I've always been fascinated by Michael Porter's 1996 classic Harvard Business Review article 'What is Strategy?' However, it's in need of a refresh given todays fast-paced tech innovation and shift to the digital economy. So, I've decided to break down the article into digestible parts, adapt them to the digital age, and hopefully provide readers with some strategic insights and guidance. Part 1 of my adaptation focuses on operational effectiveness and creating a sustainable strategic advantage. Here you go…
What is Strategy? Part 1: Operational Effectiveness
Operational effectiveness is not strategy.
What does this mean? It means although you do something well, this doesn’t signify it’s strategically impactful for your business. You can offer a high-quality product or service, reduce inefficiencies in your business, and be more productive, but those things won’t necessarily translate into driving more revenue or providing you with a sustainable competitive advantage in the marketplace. Businesses need both operational efficiency and strategy to create advantage and “superior performance.” As Michael Porter, founder of the modern strategy field and one of the world’s most influential thinkers on management and competitiveness, notes,
“A company can outperform rivals only if it can establish a difference that it can preserve. It must deliver greater value to customers or create comparable value at lower cost, or do both. Operational effectiveness means performing similar activities better than rivals perform them…In contrast, strategic positioning means performing different activities from rivals’ or performing similar activities in different ways.”

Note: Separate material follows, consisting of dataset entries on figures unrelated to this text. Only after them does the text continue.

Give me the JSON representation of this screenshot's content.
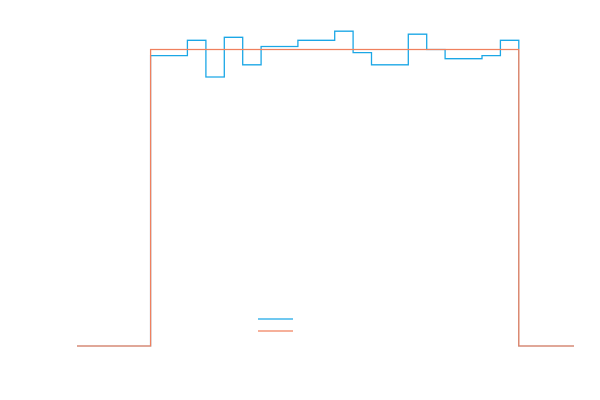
{
  "chart_data": {
    "type": "line",
    "title": "",
    "xlabel": "",
    "ylabel": "",
    "grid": false,
    "legend": {
      "placement": "bottom-center",
      "entries": [
        "",
        ""
      ]
    },
    "xlim": [
      -4,
      23
    ],
    "ylim": [
      0,
      1.06
    ],
    "series": [
      {
        "color": "#1ba7e6",
        "style": "step",
        "edges": [
          -4,
          0,
          1,
          2,
          3,
          4,
          5,
          6,
          7,
          8,
          9,
          10,
          11,
          12,
          13,
          14,
          15,
          16,
          17,
          18,
          19,
          20,
          23
        ],
        "values": [
          0,
          0.95,
          0.95,
          1.0,
          0.88,
          1.01,
          0.92,
          0.98,
          0.98,
          1.0,
          1.0,
          1.03,
          0.96,
          0.92,
          0.92,
          1.02,
          0.97,
          0.94,
          0.94,
          0.95,
          1.0,
          0
        ]
      },
      {
        "color": "#f0805e",
        "style": "step",
        "edges": [
          -4,
          0,
          20,
          23
        ],
        "values": [
          0,
          0.97,
          0
        ]
      }
    ]
  }
}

For example, you could have a library of high-quality, high-level video content for your social media channels that you post every week at the same time and to the same audience; however without an overarching vision of what you’re trying to accomplish or what you’re measuring to determine success, these posts are not necessarily going to help you to strategically grow your business. Simply managing your social media channels is not enough. You must set clear KPI’s, track the data, and adapt accordingly. Your competitors are also probably posting high-quality content to their digital channels, so, what makes your content unique? What additional value can your content provide to audiences? Where are the gaps? How can you leverage your content to build trust, dialogue, brand identity, and engagement?
Adapting to feedback and data and constantly improving your business’s operational effectiveness is imperative to stay ahead of your rivals and generate profitability. However, these tasks get harder everyday as technology allows for all companies to have easy, fast, and cheap access to data tracking and reporting. No longer do large companies have exclusive access to data analytics. This means that competition will get stiffer and response times will need to be faster – raising the overall bar for operational effectiveness. “The more benchmarking companies do, the more they look alike. The more that rivals outsource activities to efficient third parties, often the same ones, the more generic those activities become,” writes Porter in his original What is Strategy? article. In effect, best practices in operational effectiveness can be easily copied and adapted to any business, and as technology accelerates, the barriers that stand in the way of achieving these capabilities are stripped away.
Strategy is all about finding and leveraging your business’s unique points of differentiation and then, clearly and concisely, communicating those points of differentiation to your customers. Strategy is about providing unique value. Strategy is about setting priorities. Strategy is about creating “fit” among your company’s activities that are difficult for competitors to replicate and that reinforce your internal activities – more on these later.
Social media provides both big and small businesses the ability to reach vast numbers of people at an extremely low cost. It’s why Facebook, despite all of the current backlash its receiving, will never go away. (This is a discussion for another time.) However, simply throwing content against the great social media wall to see what sticks is both operationally and strategically reckless. Businesses must create a detailed digital plan that envelopes its short and long-term goals, messaging, KPI’s, and synergies that will flesh out its digital eco-system.
So, the questions you need to answer right now are, What can I do better? and What can I do differently than my rivals?